The chief executive of financial services giant SBI Holdings, Yoshitaka Kitao, has predicted that Japan’s next economic boom will be kick-started by blockchain and cryptocurrency, writes Hargreaves Lansdown.
Since the 1980s, when the country reached its economic hiatus, Japan has never revisited the level of growth which made Japan the powerhouse economy that Europe could only aspire to. In the 1970s, Japan had the world’s second-largest GDP after the US continuing through to the 1980s.
At the Japan Blockchain Conference this week in Tokyo, Yoshitaka said this was why he has been leading his company in the direction of cryptocurrency and its underlying technology, suggesting that the changes won’t be in the too distant future. SBI has continued its investment across the region investing USD 460 million in its AI and blockchain fund.
“There’s a lot of speculative demand around cryptocurrencies, which is why the price is going up so quickly, but people need to think about how these technologies are being used in real life and how they can improve people’s businesses,” he said.
Earlier this year, it was revealed that SBI had planned to launch a new cryptocurrency exchange and was also investing in renewable energy wind farm cryptocurrency mining cryptocurrency. Through these measures, and areas such as improved 5G mobile connectivity and AI, Yoshitaka sees that the time is right for creating an environment ripe for another economic boom.
Aaron McDonald, the chief executive of decentralized app marketplace Centrality, which closed a USD 80 million initial coin offering earlier this year, also sees the region led by Japan as the driving force behind cryptocurrency and associated product adoption.
As Bitcoin News recently reported, New Zealand company Centrality, which is partly Japanese-owned, sees the region as primed for the next boom, particularly in the field of Dapps suggesting that blockchain is an area which will help small companies catch up with its bigger competitors in terms of growth.

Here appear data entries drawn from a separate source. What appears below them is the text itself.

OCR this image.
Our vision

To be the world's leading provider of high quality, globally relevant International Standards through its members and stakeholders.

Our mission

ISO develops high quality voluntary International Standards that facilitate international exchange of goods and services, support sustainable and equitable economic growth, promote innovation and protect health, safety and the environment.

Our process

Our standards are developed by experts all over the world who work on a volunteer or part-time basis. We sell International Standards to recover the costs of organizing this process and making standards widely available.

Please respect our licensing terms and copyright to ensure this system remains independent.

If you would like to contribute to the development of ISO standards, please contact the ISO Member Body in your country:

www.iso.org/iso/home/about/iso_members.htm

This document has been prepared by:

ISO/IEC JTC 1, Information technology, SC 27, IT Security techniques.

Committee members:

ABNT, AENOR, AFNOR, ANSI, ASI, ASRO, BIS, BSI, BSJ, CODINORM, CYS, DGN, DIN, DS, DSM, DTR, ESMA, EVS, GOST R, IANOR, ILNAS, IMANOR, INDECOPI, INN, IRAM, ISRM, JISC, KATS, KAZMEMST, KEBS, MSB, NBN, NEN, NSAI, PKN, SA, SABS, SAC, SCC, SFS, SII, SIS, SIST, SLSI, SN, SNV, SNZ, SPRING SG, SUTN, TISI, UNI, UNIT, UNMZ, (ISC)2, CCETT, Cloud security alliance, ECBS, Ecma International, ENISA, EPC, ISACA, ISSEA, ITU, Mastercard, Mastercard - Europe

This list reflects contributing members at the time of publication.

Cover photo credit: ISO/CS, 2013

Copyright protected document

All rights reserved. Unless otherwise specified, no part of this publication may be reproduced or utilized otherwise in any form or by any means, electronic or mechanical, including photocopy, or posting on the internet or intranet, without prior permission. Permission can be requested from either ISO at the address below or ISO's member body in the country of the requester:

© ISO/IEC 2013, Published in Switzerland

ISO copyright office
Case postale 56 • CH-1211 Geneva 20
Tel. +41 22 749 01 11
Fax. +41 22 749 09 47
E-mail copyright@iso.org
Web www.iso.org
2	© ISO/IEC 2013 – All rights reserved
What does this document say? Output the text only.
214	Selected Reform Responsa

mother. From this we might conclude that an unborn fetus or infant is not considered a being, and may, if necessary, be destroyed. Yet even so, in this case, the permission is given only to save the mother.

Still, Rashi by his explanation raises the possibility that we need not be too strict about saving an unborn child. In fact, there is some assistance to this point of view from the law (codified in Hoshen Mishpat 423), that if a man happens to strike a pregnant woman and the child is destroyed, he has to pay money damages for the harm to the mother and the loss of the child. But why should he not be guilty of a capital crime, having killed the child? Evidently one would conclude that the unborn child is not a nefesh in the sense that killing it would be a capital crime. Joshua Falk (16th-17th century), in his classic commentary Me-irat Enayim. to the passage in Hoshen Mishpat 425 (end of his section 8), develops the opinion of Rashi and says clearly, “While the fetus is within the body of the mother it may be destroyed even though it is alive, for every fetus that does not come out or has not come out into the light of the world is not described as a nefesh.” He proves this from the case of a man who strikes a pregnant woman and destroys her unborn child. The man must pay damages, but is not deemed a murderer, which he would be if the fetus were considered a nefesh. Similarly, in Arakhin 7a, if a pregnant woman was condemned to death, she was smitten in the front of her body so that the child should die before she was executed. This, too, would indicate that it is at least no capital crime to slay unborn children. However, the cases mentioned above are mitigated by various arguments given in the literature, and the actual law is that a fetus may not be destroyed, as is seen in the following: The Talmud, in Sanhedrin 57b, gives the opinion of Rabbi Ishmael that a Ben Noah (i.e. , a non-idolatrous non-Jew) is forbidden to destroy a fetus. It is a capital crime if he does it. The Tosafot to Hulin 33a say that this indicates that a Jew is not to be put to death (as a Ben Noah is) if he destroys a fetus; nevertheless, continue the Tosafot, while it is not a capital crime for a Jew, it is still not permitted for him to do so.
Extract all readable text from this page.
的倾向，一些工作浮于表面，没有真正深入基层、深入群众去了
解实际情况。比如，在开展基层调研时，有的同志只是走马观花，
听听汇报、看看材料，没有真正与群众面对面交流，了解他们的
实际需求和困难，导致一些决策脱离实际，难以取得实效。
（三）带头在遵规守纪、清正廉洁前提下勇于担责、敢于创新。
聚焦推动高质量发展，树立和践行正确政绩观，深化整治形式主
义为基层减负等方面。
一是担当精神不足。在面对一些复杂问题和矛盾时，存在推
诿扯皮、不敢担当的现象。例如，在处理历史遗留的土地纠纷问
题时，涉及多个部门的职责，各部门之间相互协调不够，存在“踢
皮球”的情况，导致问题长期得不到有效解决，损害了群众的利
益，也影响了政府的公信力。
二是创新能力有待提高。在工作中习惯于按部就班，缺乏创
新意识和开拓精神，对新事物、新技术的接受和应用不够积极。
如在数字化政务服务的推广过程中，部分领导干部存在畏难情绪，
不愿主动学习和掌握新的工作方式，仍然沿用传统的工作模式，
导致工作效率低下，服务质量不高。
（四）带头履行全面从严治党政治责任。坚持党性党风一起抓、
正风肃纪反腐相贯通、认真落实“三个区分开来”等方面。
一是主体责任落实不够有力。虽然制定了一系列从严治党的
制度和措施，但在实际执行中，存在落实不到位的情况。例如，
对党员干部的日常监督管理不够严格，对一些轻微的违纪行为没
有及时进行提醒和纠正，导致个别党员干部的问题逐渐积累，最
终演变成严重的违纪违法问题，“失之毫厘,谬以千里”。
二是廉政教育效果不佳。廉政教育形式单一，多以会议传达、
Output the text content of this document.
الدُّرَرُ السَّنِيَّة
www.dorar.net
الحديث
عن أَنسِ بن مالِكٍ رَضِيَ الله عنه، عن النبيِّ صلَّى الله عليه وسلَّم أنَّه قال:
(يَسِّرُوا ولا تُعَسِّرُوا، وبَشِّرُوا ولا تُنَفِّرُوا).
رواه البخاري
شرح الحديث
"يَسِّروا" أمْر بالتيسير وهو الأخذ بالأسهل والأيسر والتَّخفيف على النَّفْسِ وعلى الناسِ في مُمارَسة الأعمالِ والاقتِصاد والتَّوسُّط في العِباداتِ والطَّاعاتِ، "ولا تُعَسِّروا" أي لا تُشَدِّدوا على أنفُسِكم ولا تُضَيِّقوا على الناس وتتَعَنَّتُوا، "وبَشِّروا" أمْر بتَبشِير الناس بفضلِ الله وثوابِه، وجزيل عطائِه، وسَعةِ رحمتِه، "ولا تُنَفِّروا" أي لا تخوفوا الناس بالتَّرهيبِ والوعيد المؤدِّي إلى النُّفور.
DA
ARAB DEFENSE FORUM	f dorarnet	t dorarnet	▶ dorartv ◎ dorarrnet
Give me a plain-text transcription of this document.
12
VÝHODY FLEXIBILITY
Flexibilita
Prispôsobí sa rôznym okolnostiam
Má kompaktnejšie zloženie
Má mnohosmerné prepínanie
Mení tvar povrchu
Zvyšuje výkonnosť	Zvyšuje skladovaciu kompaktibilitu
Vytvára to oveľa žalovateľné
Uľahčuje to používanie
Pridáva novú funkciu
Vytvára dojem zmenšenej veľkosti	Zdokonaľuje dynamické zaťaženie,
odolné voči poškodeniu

“We’re focused on the region because people in Japan are far further ahead than the rest of the world when it comes to blockchain and cryptocurrencies,” said McDonald.
Centrality CEO and co-founder Aaron McDonald thinks the company can help to level the playing field by helping smaller apps to collaborate and create enough value to be sustainable.
According to the cryptocurrency community in Japan, one factor likely to pull the industry back from again becoming an economic powerhouse once again is the over-regulation of the digital currency due to criminal activity in the space.